Building a mega-bridge on the other side of the world was all the excuse a young English engineer needed to go fishing.
"I read about the magnificent trout in the log-pool at Lake Okataina so, when I heard my employer was about to start on this bridge, I said I've got to go - I talked them into it," recalls Brian Wilson, now 81 and still running a civil engineering practice from his North Shore home.
Despite being in charge of sinking the largest of the bridge's six piers, for which he had to pass a Navy diving course to inspect the harbour bed 30m below sea level, he also found time to meet and woo his New Zealand wife, Geraldine.
Mr Wilson was 27 and a specialist in submarine engineering when he arrived in 1955 to supervise the difficult and potentially dangerous task of sinking piers using watertight pressurised chambers called caissons, from which workers excavated the harbour floor.

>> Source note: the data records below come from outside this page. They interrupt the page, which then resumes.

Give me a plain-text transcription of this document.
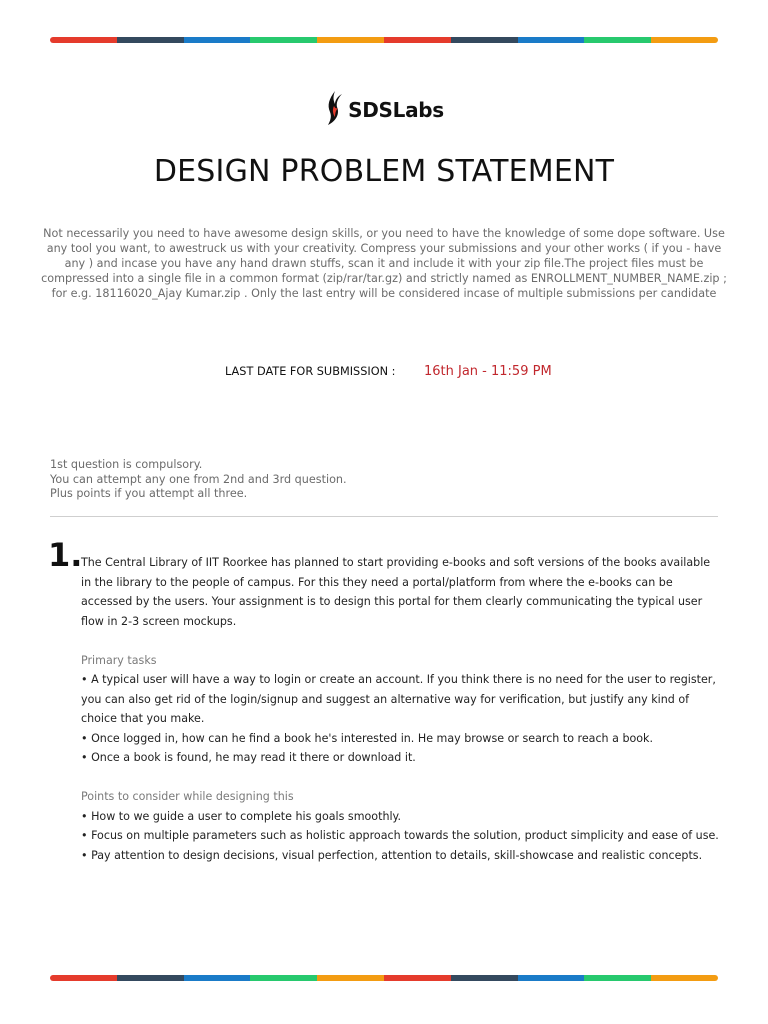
SDSLabs
DESIGN PROBLEM STATEMENT

Not necessarily you need to have awesome design skills, or you need to have the knowledge of some dope software. Use any tool you want, to awestruck us with your creativity. Compress your submissions and your other works ( if you - have any ) and incase you have any hand drawn stuffs, scan it and include it with your zip file.The project files must be compressed into a single file in a common format (zip/rar/tar.gz) and strictly named as ENROLLMENT_NUMBER_NAME.zip ; for e.g. 18116020_Ajay Kumar.zip . Only the last entry will be considered incase of multiple submissions per candidate

LAST DATE FOR SUBMISSION :	16th Jan - 11:59 PM
1st question is compulsory.
You can attempt any one from 2nd and 3rd question.
Plus points if you attempt all three.
1.

The Central Library of IIT Roorkee has planned to start providing e-books and soft versions of the books available in the library to the people of campus. For this they need a portal/platform from where the e-books can be accessed by the users. Your assignment is to design this portal for them clearly communicating the typical user flow in 2-3 screen mockups.

Primary tasks

• A typical user will have a way to login or create an account. If you think there is no need for the user to register, you can also get rid of the login/signup and suggest an alternative way for verification, but justify any kind of choice that you make.

• Once logged in, how can he find a book he's interested in. He may browse or search to reach a book.

• Once a book is found, he may read it there or download it.

Points to consider while designing this

• How to we guide a user to complete his goals smoothly.

• Focus on multiple parameters such as holistic approach towards the solution, product simplicity and ease of use.

• Pay attention to design decisions, visual perfection, attention to details, skill-showcase and realistic concepts.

His diving forays came after a "big wake-up call" in which the floor subsided from under the caisson for another pier, causing the chamber to lurch dangerously by 25 degrees with crew and a fellow engineer inside.
They emerged shaken but unhurt and Mr Wilson is proud that rigidly enforced spells of up to four hours in decompression chambers above each caisson averted any serious cases of the "bends" caused by nitrogen in the blood.
That was what killed three workers and paralysed an engineer in charge of building New York's Brooklyn Bridge in the 1870s.
The Auckland construction project also claimed the lives of three workers, but they were casualties of falls, one on to the concrete floor of a caisson and the others from beams above the harbour.